Guardrails aren't optional once the agent can act, not just answer
The riskiest transition in any agentic project is the moment it stops just generating text and starts taking actions with real consequences — sending an email, issuing a refund, deploying code, updating a record a customer will see. At that point, “the model is usually right” is not an acceptable safety bar. The teams that get this right build explicit approval gates for anything irreversible, full audit trails of every decision the agent made and why, and a clear boundary between what the agent can do autonomously versus what always needs a human in the loop. It's a topic worth its own deep dive, covered at length in the real pitfalls of AI agents, which looks at why agentic rollouts stall or fail when guardrails are treated as a post-launch cleanup item rather than a design constraint from day one.

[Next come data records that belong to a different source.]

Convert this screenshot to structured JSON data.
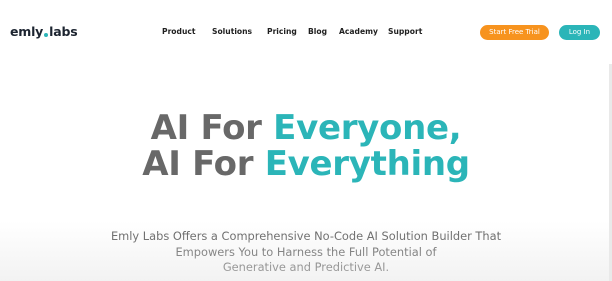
{
  "logo": {
    "part1": "emly",
    "part2": "labs",
    "dot_color": "#2bb5b8"
  },
  "nav": {
    "items": [
      {
        "label": "Product"
      },
      {
        "label": "Solutions"
      },
      {
        "label": "Pricing"
      },
      {
        "label": "Blog"
      },
      {
        "label": "Academy"
      },
      {
        "label": "Support"
      }
    ],
    "trial_label": "Start Free Trial",
    "login_label": "Log In"
  },
  "hero": {
    "line1_prefix": "AI For",
    "line1_highlight": "Everyone,",
    "line2_prefix": "AI For",
    "line2_highlight": "Everything",
    "subtitle_lines": [
      "Emly Labs Offers a Comprehensive No-Code AI Solution Builder That",
      "Empowers You to Harness the Full Potential of",
      "Generative and Predictive AI."
    ]
  },
  "colors": {
    "teal": "#2bb5b8",
    "orange": "#f7931e",
    "grey_text": "#686868"
  }
}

Observability is the difference between debugging and guessing
A prototype fails silently, or fails loudly and someone just reruns it. A production agent needs full tracing: every reasoning step, every tool call and its result, every retry, timestamped and stored, so that when something goes wrong three hops into a multi-step task, an engineer can actually see what happened instead of reconstructing it from a support ticket. This is the single most underestimated piece of production agentic architecture, and it has to be built in from the start, because retrofitting tracing onto a system already handling real traffic is far more expensive than designing for it up front.
None of this means agentic systems aren't worth building
They are, and the teams that treat the prototype-to-production gap as a real engineering problem, rather than an afterthought, ship systems that hold up under real usage instead of degrading quietly. Netguru's own engineering write-up on production-grade agentic development goes deeper into the specific testing and architecture decisions that separate a system that survives contact with real users from one that doesn't.
If there's one thing worth taking away from watching a lot of these projects up close: the prototype tells you almost nothing about whether the production system will hold up. Budget for the gap, not just the demo.